From Balls to Consciousness: Testing Natural Abstractions
Alignment theories need more than elegant mathematics; they need test cases that range from simple objects to concepts like monogamy and consciousness.
One thing has caught my attention recently: how do we actually test our theories about what concepts are?
There is a mathematical framework called natural abstractions. It tries to explain why different agents carve reality into roughly the same pieces. Why both of us see a “tree” rather than a chaos of atoms. Why we can agree on the meaning of a word without matching every detail. It is a beautiful theory, and it promises a great deal. But it has a problem.
Right now, it is being tested on five examples. An ideal gas in a closed volume. Dogs as a category. Trees, coins, teacups. That is like testing a compiler on a single Hello World. It works, but it tells you almost nothing about what happens when the code becomes complex.
And complex concepts are exactly why this work matters. Friendship, loyalty, beauty, good. Concepts that are not directly anchored in physics, yet shape how AI systems will make decisions. If the framework only works for balls and dogs, but breaks on “justice,” then it is not worth much. For alignment, the question is not whether a system can recognize a teacup. The question is whether it can work with concepts like “harm” or “intent.”
So someone finally tried to fix this. Not with another abstract discussion about concept typologies, but with a concrete list of examples to test against. A working prototype, not a theory of theories.
The list is still short. On one end: a ball, a particular ball named Bluey, an orange, a volume of gas. On the other: a pecking order, monogamy, consciousness. In between: dogs in general and a particular dog named Fido. That is all. No verbs, no relations, no parts and wholes. The text says directly: this is not enough. It is not even close to what is needed. But it is a beginning.
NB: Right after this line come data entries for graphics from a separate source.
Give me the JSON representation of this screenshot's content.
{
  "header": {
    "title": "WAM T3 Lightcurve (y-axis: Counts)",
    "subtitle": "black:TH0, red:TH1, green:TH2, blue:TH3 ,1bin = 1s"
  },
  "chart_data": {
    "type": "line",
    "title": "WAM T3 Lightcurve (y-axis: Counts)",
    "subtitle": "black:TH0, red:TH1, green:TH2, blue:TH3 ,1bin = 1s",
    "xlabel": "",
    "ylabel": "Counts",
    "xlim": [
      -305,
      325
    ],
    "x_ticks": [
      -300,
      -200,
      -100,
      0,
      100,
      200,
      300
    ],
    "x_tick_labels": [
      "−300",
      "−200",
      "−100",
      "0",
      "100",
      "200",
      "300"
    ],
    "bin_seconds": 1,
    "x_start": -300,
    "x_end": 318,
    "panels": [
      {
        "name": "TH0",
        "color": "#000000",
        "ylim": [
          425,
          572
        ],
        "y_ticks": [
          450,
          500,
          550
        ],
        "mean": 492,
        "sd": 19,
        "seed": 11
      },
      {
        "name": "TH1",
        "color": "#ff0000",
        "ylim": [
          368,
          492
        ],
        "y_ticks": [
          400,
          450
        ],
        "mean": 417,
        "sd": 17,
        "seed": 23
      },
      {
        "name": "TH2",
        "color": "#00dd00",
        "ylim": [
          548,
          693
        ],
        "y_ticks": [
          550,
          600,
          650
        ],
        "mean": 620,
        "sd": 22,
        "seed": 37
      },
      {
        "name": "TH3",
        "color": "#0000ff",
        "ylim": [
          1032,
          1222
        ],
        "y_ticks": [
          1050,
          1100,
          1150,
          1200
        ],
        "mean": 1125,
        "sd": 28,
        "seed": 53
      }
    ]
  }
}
The most interesting part is not the list itself. It is how the list is built. Between “ball” and “consciousness” there is not only a difference in complexity. A ball as a category and a ball named Bluey are two different kinds of concepts. The first generalizes over many objects. The second points to one particular object. A theory has to explain both. The same is true for dogs in general and the particular dog Fido: the same physical reality, but two different ways of thinking about it.
Then comes the hard part. Pecking order, monogamy, consciousness. These concepts are barely tied to physics directly. They exist as relations between agents or as internal states. Can we build a natural latent for “consciousness”? I do not know. But if we cannot, we should say so honestly: here is the boundary where the framework stops working. That would be a valuable result in itself.
An approach that does not defend a theory, but tests it against increasingly difficult examples, is rare in the alignment community. Usually it happens the other way around: first people choose an ontology, then they fit examples to it. Here, someone takes a working prototype, assembles a test set, and watches where it breaks. From simple to complex. From a ball to consciousness.
If the theory does not explain “monogamy,” that does not mean the theory is worthless. It means we do not yet know how to apply it. And that is fine. That is how science works.
I think this is an important precedent. Alignment has too many conversations at the level of metaphor and too few testable claims. Any attempt to replace “well, intuitively, it is kind of obvious” with “here is a concrete example, here is the mathematics, here is where it breaks” deserves attention. Even if there are only ten examples so far.